Se questi possono essere alcuni presupposti, come stupirci del dilagare della violenza verbale e fisica, della non tolleranza, di quelle azioni disumane a cui anche in questi giorni stiamo assistendo nei confronti di tante sorelle e fratelli?

La gratitudine, cara Laura, è “la timida ricchezza di chi non possiede nulla” e si apre al dono della vita, degli altri, con riconoscenza e accoglienza e con un certo stupore. È l’arte umile di chi sa ricevere, atteggiamento tanto difficile da vivere per noi così impegnati a fare e a dare.

Ricevere chiede tanta fiducia e “passività” esercizio di uscita dal “proprio io protagonista” per aprirsi al tu che è l’altro, e anche Dio. Dire grazie è riconoscere che tutto è dono, è una parola gentile quasi scomparsa dal vocabolario e dalle modalità relazionali.

Basta connettersi sui social, guardare la televisione, salire sui mezzi pubblici per cogliere che non sopportiamo più nulla, che sembrano prevalere arroganza e maleducazione segno di uno stile dove l’io e ciò che si “sente” prevalgono sulla buona educazione, sul rispetto degli altri, su una convivenza più umana, vivibile.

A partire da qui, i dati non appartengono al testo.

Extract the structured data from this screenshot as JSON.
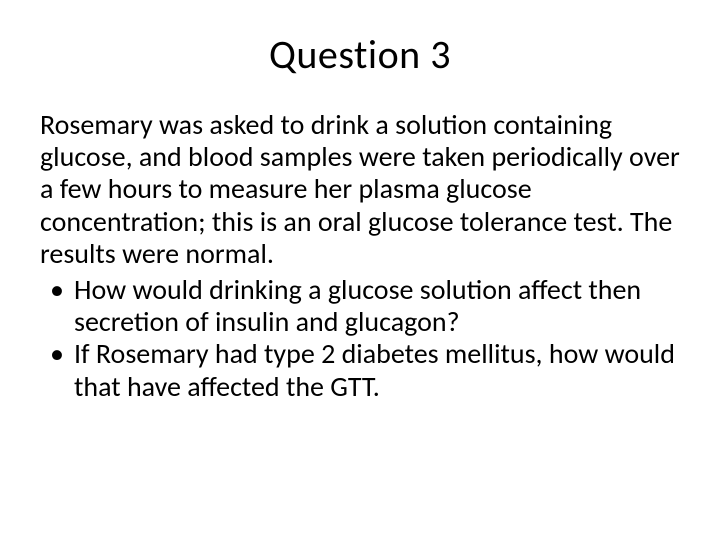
{
  "slide": {
    "title": "Question 3",
    "intro": "Rosemary was asked to drink a solution containing glucose, and blood samples were taken periodically over a few hours to measure her plasma glucose concentration; this is an oral glucose tolerance test. The results were normal.",
    "bullets": [
      "How would drinking a glucose solution affect then secretion of insulin and glucagon?",
      "If Rosemary had type 2 diabetes mellitus, how would that have affected the GTT."
    ]
  },
  "style": {
    "background_color": "#ffffff",
    "text_color": "#000000",
    "title_fontsize": 40,
    "body_fontsize": 28,
    "font_family": "Calibri"
  }
}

Anche dire “permesso” è riconoscere lo spazio sacro che è l’altro, senza pretendere di comprenderlo totalmente, né di possederlo, per accostarsi a lui con un certo pudore e rispetto.

Chiedere perdono è riconoscere umilmente i nostri errori, i nostri limiti, i nostri peccati che possono ferire o umiliare, affermando il desiderio della riconciliazione e di una buona amicizia.

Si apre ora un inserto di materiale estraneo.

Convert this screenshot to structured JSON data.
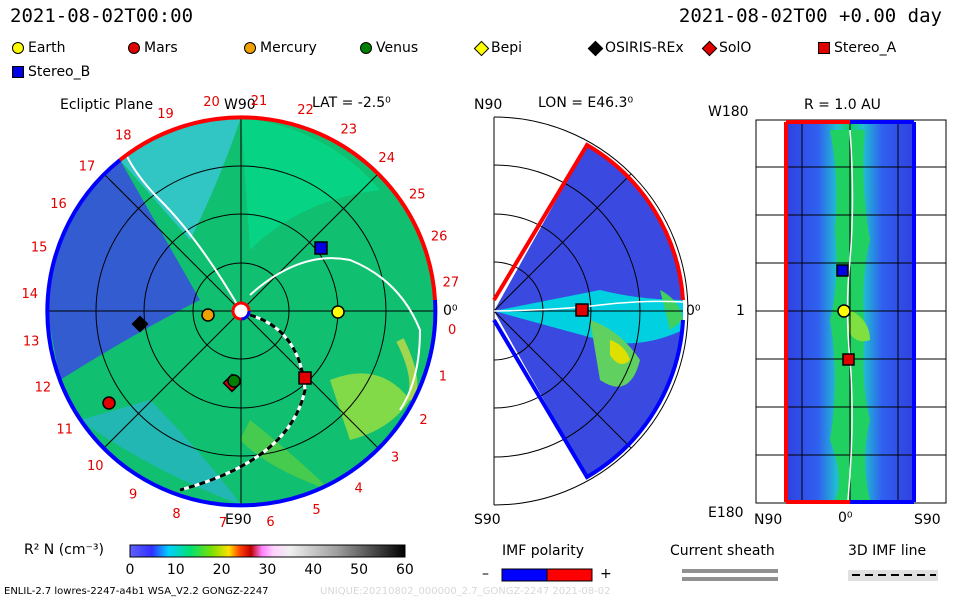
{
  "header": {
    "date_left": "2021-08-02T00:00",
    "date_right": "2021-08-02T00 +0.00 day"
  },
  "legend": [
    {
      "label": "Earth",
      "color": "#ffff00",
      "shape": "circle"
    },
    {
      "label": "Mars",
      "color": "#e00000",
      "shape": "circle"
    },
    {
      "label": "Mercury",
      "color": "#f0a000",
      "shape": "circle"
    },
    {
      "label": "Venus",
      "color": "#008000",
      "shape": "circle"
    },
    {
      "label": "Bepi",
      "color": "#ffff00",
      "shape": "diamond"
    },
    {
      "label": "OSIRIS-REx",
      "color": "#000000",
      "shape": "diamond"
    },
    {
      "label": "SolO",
      "color": "#e00000",
      "shape": "diamond"
    },
    {
      "label": "Stereo_A",
      "color": "#e00000",
      "shape": "square"
    },
    {
      "label": "Stereo_B",
      "color": "#0000e0",
      "shape": "square"
    }
  ],
  "panels": {
    "ecliptic": {
      "title": "Ecliptic Plane",
      "lat_label": "LAT = -2.5⁰",
      "top_label": "W90",
      "bottom_label": "E90",
      "right_label": "0⁰",
      "carrington_ticks": [
        "20",
        "21",
        "22",
        "23",
        "24",
        "25",
        "26",
        "27",
        "0",
        "1",
        "2",
        "3",
        "4",
        "5",
        "6",
        "7",
        "8",
        "9",
        "10",
        "11",
        "12",
        "13",
        "14",
        "15",
        "16",
        "17",
        "18",
        "19"
      ]
    },
    "meridional": {
      "top_label": "N90",
      "lon_label": "LON = E46.3⁰",
      "bottom_label": "S90",
      "right_label": "0⁰"
    },
    "radial": {
      "title": "R = 1.0 AU",
      "top_label": "W180",
      "left_mid_label": "1",
      "bottom_left_label": "E180",
      "x_labels": [
        "N90",
        "0⁰",
        "S90"
      ]
    }
  },
  "colorbar": {
    "label": "R² N (cm⁻³)",
    "ticks": [
      "0",
      "10",
      "20",
      "30",
      "40",
      "50",
      "60"
    ]
  },
  "imf": {
    "title": "IMF polarity",
    "minus": "–",
    "plus": "+",
    "neg_color": "#0000ff",
    "pos_color": "#ff0000"
  },
  "current_sheath": {
    "title": "Current sheath"
  },
  "imf_line": {
    "title": "3D IMF line"
  },
  "footer": {
    "left": "ENLIL-2.7 lowres-2247-a4b1 WSA_V2.2 GONGZ-2247",
    "right": "UNIQUE:20210802_000000_2.7_GONGZ-2247  2021-08-02"
  },
  "chart_data": [
    {
      "type": "heatmap",
      "title": "Ecliptic Plane",
      "quantity": "R² N (cm⁻³)",
      "scale": [
        0,
        60
      ],
      "bodies": [
        "Earth",
        "Mars",
        "Mercury",
        "Venus",
        "OSIRIS-REx",
        "SolO",
        "Stereo_A",
        "Stereo_B"
      ]
    },
    {
      "type": "heatmap",
      "title": "LON = E46.3⁰",
      "quantity": "R² N (cm⁻³)",
      "bodies": [
        "Stereo_A"
      ]
    },
    {
      "type": "heatmap",
      "title": "R = 1.0 AU",
      "quantity": "R² N (cm⁻³)",
      "bodies": [
        "Earth",
        "Stereo_A",
        "Stereo_B"
      ]
    }
  ]
}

Sono tutti atteggiamenti un po’ “fuori moda”, ma che, se vissuti, tessono dal basso una convivenza meno conflittuale a misura di una umanità bella, che cerca sempre vie di dialogo e incontro, e non di aggressività verbale e fisica.

Si può rompere una piccola catena di violenza con un grazie, pronunciare parole che creano muri o aprono finestre, costruiscono muraglie o creano ponti: a noi scegliere di andare controcorrente.

Occorre tanta forza interiore per opporsi a una cultura violenta, ma siamo chiamati come credenti, e ancor prima come uomini e donne, a seminare il bene, a custodire la vita e la casa comune che abbiano ricevuto in dono, con gratitudine e stupore per lasciare ai nostri figli un giardino dove abitare o una terra arida da fuggire: a noi scegliere!